La primera lectura nos muestra cómo Samuel ha encontrado un guía en el Sacerdote Elí. Éste demuestra, en su relación con el muchacho, toda la prudencia que se requiere para la tarea del verdadero educador, pues es capaz de intuir el tipo de experiencia profunda que Samuel está viviendo. Nadie puede decidir sobre la vocación de otro; por eso, Elí orienta a Samuel a la escucha dócil de la palabra de Dios: «Habla, Señor, que tu siervo escucha» (1 S 3, 10). En cierto modo, podemos leer desde esta misma perspectiva la Visita del Santo Padre, que se desar
rolla bajo el lema: «¡Papa Benedicto XVI, contigo caminamos en la Esperanza!». Son palabras que expresan tanto una común confesión de fe y manifestación de adhesión a la Iglesia a través de su fundamento visible que es Pedro, como un aprendizaje personal de confianza y de lealtad con relación a la guía paterna y sabia de aquel que el Cielo ha elegido para indicar a la humanidad de este tiempo el camino seguro para alcanzarlo.

Santo Padre, «contigo caminamos en la Esperanza». Contigo aprendemos a distinguir entre la gran Esperanza y las esperanzas pequeñas y siempre limitadas como nosotros. Cuando, rodeados de la decepción general de quienes se quedan en las pequeñas esperanzas, sintamos la alternativa de Jesús, la gran Esperanza: «¿También vosotros queréis marcharos?», fortalécenos tú, Pedro, con tu palabra de siempre: «Señor, ¿a quién vamos a acudir? Tú tienes palabras de vida eterna; nosotros creemos. Y sabemos que tú eres el Santo, consagrado por Dios» (Jn 6, 68-69). Verdaderamente -nos recuerda el Pedro de hoy, el Papa Benedicto XVI-, «quien no conoce a Dios, aunque tenga múltiples esperanzas, en el fondo está sin esperanza, sin la gran esperanza que sostiene toda la vida (cf. Ef 2,12). La verdadera, la gran esperanza del hombre que resiste a pesar de todas las desilusiones, sólo puede ser Dios, el Dios que nos ha amado y que nos sigue amando ‘hasta el extremo’, ‘hasta el total cumplimiento’ (cf. Jn 13,1; 19,30)» (Enc. Spe salvi, 27).

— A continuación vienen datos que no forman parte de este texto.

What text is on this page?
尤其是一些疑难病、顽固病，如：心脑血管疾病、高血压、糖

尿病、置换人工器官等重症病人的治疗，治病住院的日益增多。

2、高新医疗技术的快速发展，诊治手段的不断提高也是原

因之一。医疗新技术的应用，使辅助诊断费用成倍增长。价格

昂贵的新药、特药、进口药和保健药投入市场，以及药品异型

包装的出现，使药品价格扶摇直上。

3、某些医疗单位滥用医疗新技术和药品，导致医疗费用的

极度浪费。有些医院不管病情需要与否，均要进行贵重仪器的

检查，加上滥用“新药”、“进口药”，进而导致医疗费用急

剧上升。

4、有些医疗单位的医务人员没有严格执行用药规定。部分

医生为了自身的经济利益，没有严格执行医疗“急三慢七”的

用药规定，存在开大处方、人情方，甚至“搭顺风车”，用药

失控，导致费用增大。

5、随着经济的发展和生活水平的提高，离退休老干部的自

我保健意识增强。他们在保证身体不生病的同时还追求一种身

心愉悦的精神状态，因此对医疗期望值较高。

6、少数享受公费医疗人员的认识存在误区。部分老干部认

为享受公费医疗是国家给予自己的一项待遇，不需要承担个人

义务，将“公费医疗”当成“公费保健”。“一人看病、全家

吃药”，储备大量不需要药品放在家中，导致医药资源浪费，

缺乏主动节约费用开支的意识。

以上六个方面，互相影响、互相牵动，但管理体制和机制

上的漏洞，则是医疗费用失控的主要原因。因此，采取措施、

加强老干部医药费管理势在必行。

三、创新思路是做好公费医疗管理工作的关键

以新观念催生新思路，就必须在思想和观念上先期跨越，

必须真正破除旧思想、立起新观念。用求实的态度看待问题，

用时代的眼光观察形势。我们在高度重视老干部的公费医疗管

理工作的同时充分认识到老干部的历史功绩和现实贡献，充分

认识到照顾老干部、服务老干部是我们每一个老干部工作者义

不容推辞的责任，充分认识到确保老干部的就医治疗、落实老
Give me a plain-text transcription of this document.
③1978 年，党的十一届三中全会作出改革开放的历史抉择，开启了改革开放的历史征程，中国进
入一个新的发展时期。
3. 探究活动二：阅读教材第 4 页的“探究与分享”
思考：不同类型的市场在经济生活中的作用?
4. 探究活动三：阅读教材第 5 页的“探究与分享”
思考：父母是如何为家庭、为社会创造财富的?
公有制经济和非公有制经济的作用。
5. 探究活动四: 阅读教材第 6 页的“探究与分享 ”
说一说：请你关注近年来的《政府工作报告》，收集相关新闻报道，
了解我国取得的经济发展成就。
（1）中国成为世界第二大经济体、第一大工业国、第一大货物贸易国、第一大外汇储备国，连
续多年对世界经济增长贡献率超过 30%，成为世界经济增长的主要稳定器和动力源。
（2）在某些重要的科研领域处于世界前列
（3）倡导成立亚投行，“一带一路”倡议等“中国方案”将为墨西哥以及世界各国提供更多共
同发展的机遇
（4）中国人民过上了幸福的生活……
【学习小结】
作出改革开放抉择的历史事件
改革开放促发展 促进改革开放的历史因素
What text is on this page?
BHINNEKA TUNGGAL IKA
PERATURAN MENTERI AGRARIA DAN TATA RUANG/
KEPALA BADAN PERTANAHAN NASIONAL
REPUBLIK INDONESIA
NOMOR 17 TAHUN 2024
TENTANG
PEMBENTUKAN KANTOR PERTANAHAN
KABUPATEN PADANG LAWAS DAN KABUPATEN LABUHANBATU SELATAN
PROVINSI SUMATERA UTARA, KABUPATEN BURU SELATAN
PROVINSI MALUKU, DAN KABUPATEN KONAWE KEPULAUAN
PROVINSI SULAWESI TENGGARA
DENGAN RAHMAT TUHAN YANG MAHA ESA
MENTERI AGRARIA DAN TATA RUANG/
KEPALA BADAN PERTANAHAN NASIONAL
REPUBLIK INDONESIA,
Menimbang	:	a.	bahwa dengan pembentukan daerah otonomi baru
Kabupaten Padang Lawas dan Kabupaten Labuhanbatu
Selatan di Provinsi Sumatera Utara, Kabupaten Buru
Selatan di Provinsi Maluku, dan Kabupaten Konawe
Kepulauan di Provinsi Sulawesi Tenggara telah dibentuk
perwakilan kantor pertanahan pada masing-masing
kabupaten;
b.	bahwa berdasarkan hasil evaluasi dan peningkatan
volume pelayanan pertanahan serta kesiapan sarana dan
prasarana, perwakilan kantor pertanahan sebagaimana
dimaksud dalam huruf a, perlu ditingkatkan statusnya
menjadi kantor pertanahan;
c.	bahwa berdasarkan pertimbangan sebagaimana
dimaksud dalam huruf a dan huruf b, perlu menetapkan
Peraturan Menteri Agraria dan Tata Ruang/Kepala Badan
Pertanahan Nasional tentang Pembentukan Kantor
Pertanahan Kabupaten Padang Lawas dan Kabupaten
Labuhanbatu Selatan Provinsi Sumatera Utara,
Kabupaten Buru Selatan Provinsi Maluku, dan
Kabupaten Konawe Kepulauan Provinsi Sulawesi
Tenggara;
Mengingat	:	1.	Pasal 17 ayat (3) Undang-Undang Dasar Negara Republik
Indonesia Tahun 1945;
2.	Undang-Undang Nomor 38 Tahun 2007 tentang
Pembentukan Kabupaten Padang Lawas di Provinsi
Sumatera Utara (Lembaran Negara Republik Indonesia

Queridos peregrinos de Fátima, que el Cielo sea siempre el horizonte de vuestra vida. Si os dicen que el Cielo puede esperar, os engañan… La voz que viene del cielo no es como estas voces, semejantes a la legendaria sirena embaucadora, que dormía a sus víctimas antes de echarlas al abismo. Desde hace dos mil años, comenzando por Galilea y hasta los confines de la tierra, resuena la voz del Hijo de Dios que dice: «Se ha cumplido el plazo, está cerca el Reino de Dios» (Mc 1, 15). Fátima nos recuerda que el cielo no puede esperar. Por eso, pidamos con confianza filial a Nuestra Señora que nos enseñe a traer el Cielo a la tierra: ¡Oh, Virgen María, enséñanos a creer, adorar, esperar y amar contigo! Indícanos el camino hacia el Reino de Jesús, la vía de la infancia espiritual. Tú, Estrella de la Esperanza, que anhelante nos esperas en la Luz sin ocaso de la Patria celeste, brilla sobre nosotros y guíanos en las vicisitudes de cada día, ahora y en la hora de nuestra muerte. Amén.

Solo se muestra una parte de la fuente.